Today, Klein again finds himself in hot water. This time, it is his views on the foreign front, rather than the domestic one, that has ruffled the feathers of his adversaries. Last month, on his Time blog, Swampland, Klein took exception to the role played, during the past several years, by Washington DC's powerful neoconservatives. He wrote about "a great many Jewish neoconservatives – people like Joe Lieberman and the crowd over at Commentary," who, "plumped for war, and now for an even more foolish assault on Iran . . ." He denounced those who are successfully "using U.S. military power, U.S. lives and money, to make the world safe for Israel," along with "the two oil executives, Bush and Cheney," who are "securing a new source of business for their Texas buddies." Klein chided those who make a fuss over the so-called surge in Iraq, which he referred to as "whipped cream on a pile of fertilizer – a regional policy unprecedented in its stupidity and squalor."

In a follow-up interview with The Atlantic magazine's Jeffrey Goldberg, Klein elaborated further on his convictions, explaining that he is not "anti-Semitic" (as you knew Abe Foxman and the horde of squealing hawks would charge), but is "anti-neoconservative." He continued, "I think these people are following very perversely extremist policies." Klein implied that the threat of Iran is hyped for cynical reasons, referring to the elderly Jews who retire to Florida, including his own parents. Picking a fight with Iran is strictly for political purposes, Klein declared, "to scare the shit out of my parents. It's a Broward County strategy, it's a Florida strategy."

When Goldberg observed that Klein was "using the word 'Jewish' in ways that we haven't seen Jewish reporters and Jewish columnists use," Klein replied, "It's about time. I think everyone else is too afraid to do it." Claiming to be a "strong supporter" of Israel, Klein insists, nevertheless, "There were people out there in the Jewish community who saw this as a way to create a benign domino theory and eliminate all Israel's enemies." This is a "dangerous anachronistic neocolonial" notion, he contends.

Klein revealed some of the vituperative responses emanating from his angry opponents. One columnist wrote on her National Review blog, "I can't imagine why Time hasn't shut this guy down and fired him." Klein says, "That's what they want. They want to stifle opinions that are different than theirs."

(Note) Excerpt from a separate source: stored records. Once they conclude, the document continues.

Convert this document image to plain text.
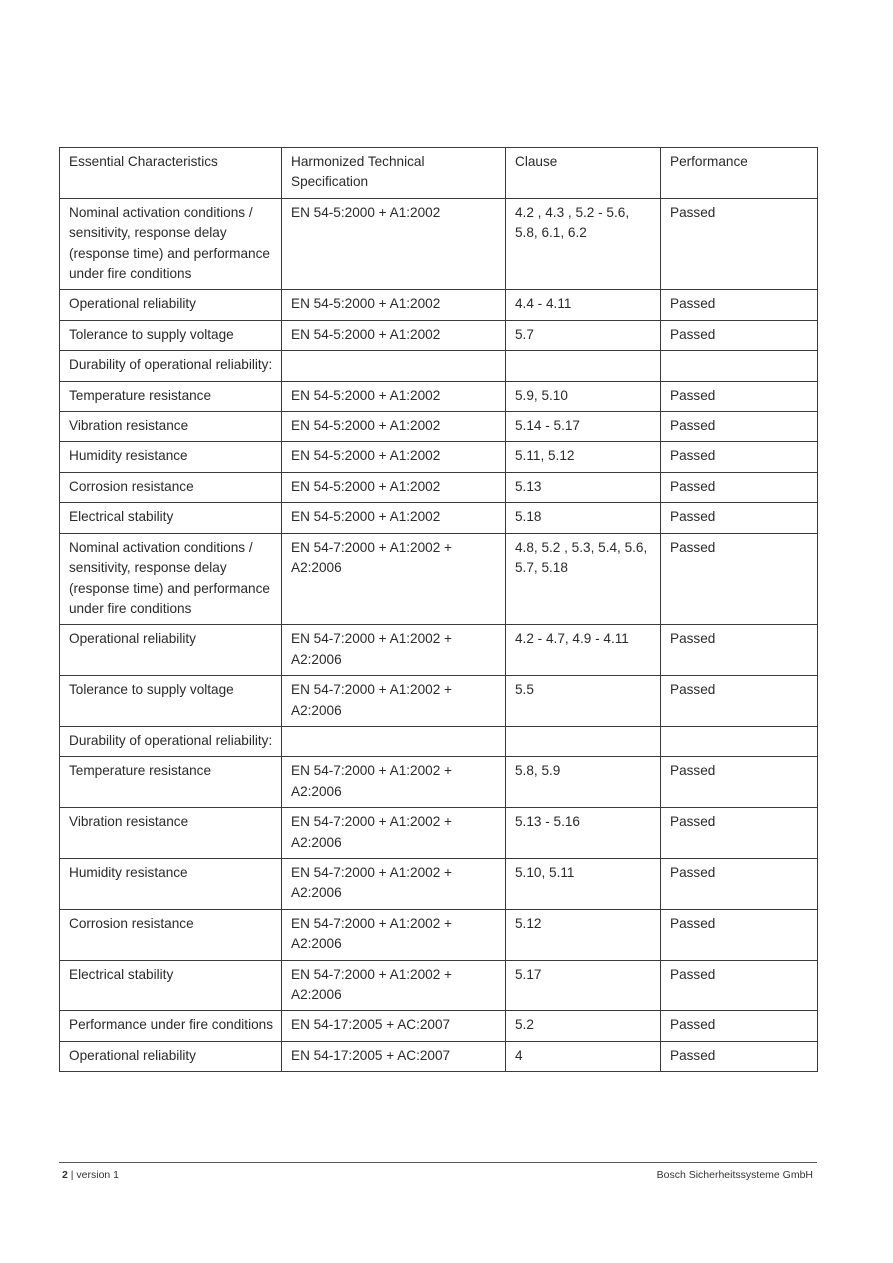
Essential Characteristics	Harmonized Technical Specification	Clause	Performance
Nominal activation conditions / sensitivity, response delay (response time) and performance under fire conditions	EN 54-5:2000 + A1:2002	4.2 , 4.3 , 5.2 - 5.6, 5.8, 6.1, 6.2	Passed
Operational reliability	EN 54-5:2000 + A1:2002	4.4 - 4.11	Passed
Tolerance to supply voltage	EN 54-5:2000 + A1:2002	5.7	Passed
Durability of operational reliability:			
Temperature resistance	EN 54-5:2000 + A1:2002	5.9, 5.10	Passed
Vibration resistance	EN 54-5:2000 + A1:2002	5.14 - 5.17	Passed
Humidity resistance	EN 54-5:2000 + A1:2002	5.11, 5.12	Passed
Corrosion resistance	EN 54-5:2000 + A1:2002	5.13	Passed
Electrical stability	EN 54-5:2000 + A1:2002	5.18	Passed
Nominal activation conditions / sensitivity, response delay (response time) and performance under fire conditions	EN 54-7:2000 + A1:2002 + A2:2006	4.8, 5.2 , 5.3, 5.4, 5.6, 5.7, 5.18	Passed
Operational reliability	EN 54-7:2000 + A1:2002 + A2:2006	4.2 - 4.7, 4.9 - 4.11	Passed
Tolerance to supply voltage	EN 54-7:2000 + A1:2002 + A2:2006	5.5	Passed
Durability of operational reliability:			
Temperature resistance	EN 54-7:2000 + A1:2002 + A2:2006	5.8, 5.9	Passed
Vibration resistance	EN 54-7:2000 + A1:2002 + A2:2006	5.13 - 5.16	Passed
Humidity resistance	EN 54-7:2000 + A1:2002 + A2:2006	5.10, 5.11	Passed
Corrosion resistance	EN 54-7:2000 + A1:2002 + A2:2006	5.12	Passed
Electrical stability	EN 54-7:2000 + A1:2002 + A2:2006	5.17	Passed
Performance under fire conditions	EN 54-17:2005 + AC:2007	5.2	Passed
Operational reliability	EN 54-17:2005 + AC:2007	4	Passed
2 | version 1	Bosch Sicherheitssysteme GmbH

That might not be so easy any longer. Once unspeakable thoughts can now be spoken. Some believe this is essentially due to the bravery of scholars Stephen Walt and John Mearsheimer who, in 2006, published their groundbreaking essay, "The Israel Lobby and U.S. Foreign Policy" and, in 2007, published the expanded version as a book. Many others risked their livelihoods and reputations when attempting to speak out on this subject.

As Daniel Luban writes, Walt and Mearsheimer helped to create the "political space" in which the once taboo subject of the United States' involvement with Israel can be openly discussed and debated. It's in the closet no more.

We know that it is not only Jewish neocons who are responsible for the current Middle East debacle, but, as writer Daniel Levy puts it, "Too many Jewish communal leaders and institutions made the mistake of not standing up and speaking out more against the right-wing excesses of a small minority of their co-religionists." They cheapened the term "anti-Semitism," he says, as they built a "wall of untouchability" around them.

M.J. Rosenberg, a former member of the AIPAC staff, now with the Israel Policy Forum, congratulates Joe Klein on the firmness with which he has expressed himself, and is pleased that Klein has not issued the expected mea culpa, so familiar, whenever a public figure dares to wade in such politically incorrect waters. As for all who helped to bring on the Iraq invasion, Rosenberg writes, "They should shut up and volunteer at Walter Reed. For the rest of their lives."